There are advantages in spreading out an inexpensive tool like a FullStop to capture this variability, rather than knowing in great detail what is happening in one spot that might not be representative of the field as a whole. Of course itÕs best to have both types of information.

Drip irrigation is usually the most uniform method of irrigation, but the difference in output from drippers near main lines can differ by 20% from drippers furthest away. It is advisable to place FullStop pairs in at least 3 positions along an irrigation row.

The uniformity of sprinkler irrigation varies greatly. An adequate system has a Distribution Uniformity (DU) of 70 to 75 %. A DU of 70% means that the driest quarter of the field receives 30% less water than the average. It is important to measure uniformity and place the FullStops in an area of known application rate or to place several sets of FullStops at varying distances from the sprinkler head.

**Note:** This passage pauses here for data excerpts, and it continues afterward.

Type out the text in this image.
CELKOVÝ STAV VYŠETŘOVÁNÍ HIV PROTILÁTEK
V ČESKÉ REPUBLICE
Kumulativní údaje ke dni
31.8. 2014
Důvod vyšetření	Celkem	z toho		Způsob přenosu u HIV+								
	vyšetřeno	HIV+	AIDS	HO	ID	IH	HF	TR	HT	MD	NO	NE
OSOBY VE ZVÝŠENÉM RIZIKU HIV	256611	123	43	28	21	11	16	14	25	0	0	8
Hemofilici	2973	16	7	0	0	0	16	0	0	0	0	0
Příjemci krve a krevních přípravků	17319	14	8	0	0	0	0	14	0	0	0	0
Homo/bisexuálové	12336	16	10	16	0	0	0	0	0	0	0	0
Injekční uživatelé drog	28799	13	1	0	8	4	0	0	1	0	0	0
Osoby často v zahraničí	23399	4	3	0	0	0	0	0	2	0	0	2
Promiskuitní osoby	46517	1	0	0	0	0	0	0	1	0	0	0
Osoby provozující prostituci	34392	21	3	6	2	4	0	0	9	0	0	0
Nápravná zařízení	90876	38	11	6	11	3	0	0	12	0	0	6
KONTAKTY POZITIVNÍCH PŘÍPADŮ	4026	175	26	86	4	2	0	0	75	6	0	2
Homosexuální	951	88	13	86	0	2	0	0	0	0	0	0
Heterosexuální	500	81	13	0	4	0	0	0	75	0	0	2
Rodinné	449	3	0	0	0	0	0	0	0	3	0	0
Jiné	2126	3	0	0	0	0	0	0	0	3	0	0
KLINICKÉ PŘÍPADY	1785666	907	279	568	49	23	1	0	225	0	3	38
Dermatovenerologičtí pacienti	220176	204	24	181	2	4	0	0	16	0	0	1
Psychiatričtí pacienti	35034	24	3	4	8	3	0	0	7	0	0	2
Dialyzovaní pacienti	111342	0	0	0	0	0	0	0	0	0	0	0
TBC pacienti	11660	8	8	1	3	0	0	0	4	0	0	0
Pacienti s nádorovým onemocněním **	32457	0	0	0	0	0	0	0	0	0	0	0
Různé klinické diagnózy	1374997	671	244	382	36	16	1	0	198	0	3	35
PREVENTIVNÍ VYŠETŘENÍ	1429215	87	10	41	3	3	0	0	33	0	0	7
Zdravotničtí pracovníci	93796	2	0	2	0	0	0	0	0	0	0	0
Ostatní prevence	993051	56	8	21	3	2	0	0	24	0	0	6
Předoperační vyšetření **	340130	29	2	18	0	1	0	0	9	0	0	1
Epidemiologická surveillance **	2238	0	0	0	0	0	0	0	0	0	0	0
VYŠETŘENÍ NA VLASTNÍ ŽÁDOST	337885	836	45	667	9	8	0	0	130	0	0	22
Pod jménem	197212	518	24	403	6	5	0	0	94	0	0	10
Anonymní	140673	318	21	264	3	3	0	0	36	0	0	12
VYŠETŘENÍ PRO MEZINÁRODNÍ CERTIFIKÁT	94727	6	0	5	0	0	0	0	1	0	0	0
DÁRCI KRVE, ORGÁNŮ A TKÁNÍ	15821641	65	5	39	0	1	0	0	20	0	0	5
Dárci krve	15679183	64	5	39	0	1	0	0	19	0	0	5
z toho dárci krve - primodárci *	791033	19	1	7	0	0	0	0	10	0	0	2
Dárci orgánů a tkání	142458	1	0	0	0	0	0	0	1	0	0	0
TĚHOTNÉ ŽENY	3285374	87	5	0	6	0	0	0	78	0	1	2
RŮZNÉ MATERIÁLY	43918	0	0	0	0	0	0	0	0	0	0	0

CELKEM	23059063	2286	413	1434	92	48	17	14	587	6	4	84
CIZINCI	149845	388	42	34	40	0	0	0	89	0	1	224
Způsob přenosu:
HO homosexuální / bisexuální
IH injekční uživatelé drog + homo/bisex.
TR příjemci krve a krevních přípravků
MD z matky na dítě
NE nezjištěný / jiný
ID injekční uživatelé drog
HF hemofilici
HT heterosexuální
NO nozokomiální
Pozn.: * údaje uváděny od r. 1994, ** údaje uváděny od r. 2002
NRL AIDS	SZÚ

The output from micro-jets and mini-sprinklers can have large variations over very short distance e.g. the output can halve when moving from 1 to 3 m from a mini-sprinkler. Again it is important to measure uniformity and place the FullStops in an area of known application rate.

It is not possible to be an efficient irrigator if the uniformity of application is poor, so fixing up the irrigation hardware is often the best place to start.